Water for electricity in India:A multi-model study of future challenges and linkages to climate change mitigation

Vaibhav Chaturvedi, S Srinivasan, N Kholod
January 2018 | Low-Carbon Pathways

Suggested citation: Srinivasan S, Kholod N, Chaturvedi V, et al. 2018. “Water for electricity in India: A multi-model study of future challenges and linkages to climate change mitigation.” Applied Energy , 210, 673-684. https://doi.org/10.1016/j.apenergy.2017.04.079

Overview

The study bridges knowledge gaps about water-energy nexus in India and indicates that water consumption depends on the energy mix and cooling technologies. It provides projections of water withdrawals and consumption for electricity generation in India through 2050. Based on the results from five energy-economic modelling teams, it explores the implications of economic growth, power plant cooling policies, and electricity CO2 emissions reductions on water withdrawals and consumption. The multi-model study also provides robust results regarding the different but potentially complementary implications of cooling technology policies and efforts to reduce CO2 emissions. Further, it analyses the implications of emission intensity reduction goals and water-saving standards for future water withdrawals and consumption for electricity generation.

Key Highlights

  • In the baseline scenarios, average emissions across the models increase to 5.6 billion tons (GT) of CO2 in 2050.
  • All scenarios apply some combination of hydroelectric power, solar power, wind, and nuclear, as well as some percentage of electricity generated from natural gas, but the proportions are different.
  • Coal power plants withdraw the largest share of water while hydropower plants are the largest water consumers.
  • Nuclear energy requires far more water than both solar and wind-based electricity generation.
  • Under water withdrawals and consumption in the low-carbon (LC) scenario, it is projected that the emission intensity reduction of electricity generation by 50 per cent is due to constant cooling shares and water intensities.
  • India can reduce average water withdrawals to just 12-18 BCM till 2050 by phasing out once-through cooling technologies and the reduction of water consumption to 2.5 m3/MW h or less, starting in 2030.
  • Shift to water-efficient cooling technologies reduces the water demands of the electricity sector.

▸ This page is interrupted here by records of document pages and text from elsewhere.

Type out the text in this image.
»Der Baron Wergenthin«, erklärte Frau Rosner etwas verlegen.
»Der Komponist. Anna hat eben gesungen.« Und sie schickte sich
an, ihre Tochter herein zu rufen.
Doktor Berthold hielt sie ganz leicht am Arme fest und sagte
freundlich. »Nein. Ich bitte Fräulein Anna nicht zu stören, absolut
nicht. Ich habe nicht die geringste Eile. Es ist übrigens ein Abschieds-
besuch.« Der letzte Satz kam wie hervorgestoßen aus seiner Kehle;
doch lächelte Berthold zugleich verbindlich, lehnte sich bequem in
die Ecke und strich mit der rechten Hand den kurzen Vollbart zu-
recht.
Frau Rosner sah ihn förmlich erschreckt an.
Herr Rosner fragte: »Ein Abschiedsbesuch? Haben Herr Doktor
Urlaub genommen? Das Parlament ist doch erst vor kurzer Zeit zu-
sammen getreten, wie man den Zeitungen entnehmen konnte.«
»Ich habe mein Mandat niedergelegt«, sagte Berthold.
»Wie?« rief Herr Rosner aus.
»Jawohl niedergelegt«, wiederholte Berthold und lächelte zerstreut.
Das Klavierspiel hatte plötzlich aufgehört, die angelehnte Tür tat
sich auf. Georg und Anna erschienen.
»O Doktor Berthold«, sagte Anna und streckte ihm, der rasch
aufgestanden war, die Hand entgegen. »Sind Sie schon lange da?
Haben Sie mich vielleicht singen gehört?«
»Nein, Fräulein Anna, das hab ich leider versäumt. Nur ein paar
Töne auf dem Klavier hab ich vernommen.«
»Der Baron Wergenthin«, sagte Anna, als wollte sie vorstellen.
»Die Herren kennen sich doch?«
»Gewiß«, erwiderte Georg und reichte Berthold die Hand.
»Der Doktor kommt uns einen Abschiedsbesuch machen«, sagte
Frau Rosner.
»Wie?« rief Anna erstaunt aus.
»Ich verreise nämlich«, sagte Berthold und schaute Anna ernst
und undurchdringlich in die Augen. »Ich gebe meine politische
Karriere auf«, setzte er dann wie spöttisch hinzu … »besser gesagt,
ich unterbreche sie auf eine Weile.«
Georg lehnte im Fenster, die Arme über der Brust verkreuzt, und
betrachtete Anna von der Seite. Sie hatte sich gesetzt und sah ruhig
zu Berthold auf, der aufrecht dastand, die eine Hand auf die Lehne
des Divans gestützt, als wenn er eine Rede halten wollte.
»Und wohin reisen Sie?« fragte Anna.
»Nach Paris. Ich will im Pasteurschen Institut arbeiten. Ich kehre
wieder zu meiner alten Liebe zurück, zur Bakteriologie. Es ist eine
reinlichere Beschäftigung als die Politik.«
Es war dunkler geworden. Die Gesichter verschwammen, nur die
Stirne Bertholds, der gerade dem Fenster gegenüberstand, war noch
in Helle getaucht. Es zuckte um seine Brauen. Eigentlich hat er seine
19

However, policy implementation is key for achieving this reduction.
  • Fifty per cent of implementation of water-saving technologies and cooling shares lead to a reduction in water consumption in the range of 7 to 28 per cent.
  • Water withdrawals under the 50 per cent policy implementation scenarios decrease in the range of 40 to 67 per cent. Full implementation of water-saving technologies and cooling shares decreases water withdrawals by 97 per cent from the baseline level.

Key Recommendations

  • Decarbonise the electricity sector as it serves to improve overall water-savings though the implications could vary depending on the geographical region.
  • Perform detailed regional assessment of water use in the most water-stressed areas, especially northern and north-western India.
  • Plan for water management strategies and technologies that can be deployed in most water-stressed regions to reduce water withdrawals once a spatial analysis has been undertaken.
  • Establish country-specific water withdrawals and consumption intensity coefficients. For example, India-specific water consumption will provide better estimates
  • Create a detailed water demand and supply model to analyse water use in India as a whole, as well as in most water-stressed regions.
An increase in water consumption for electricity generation will limit water availability for agriculture and other sectors of the economy. Therefore, decarbonising the electricity sector is an important concern.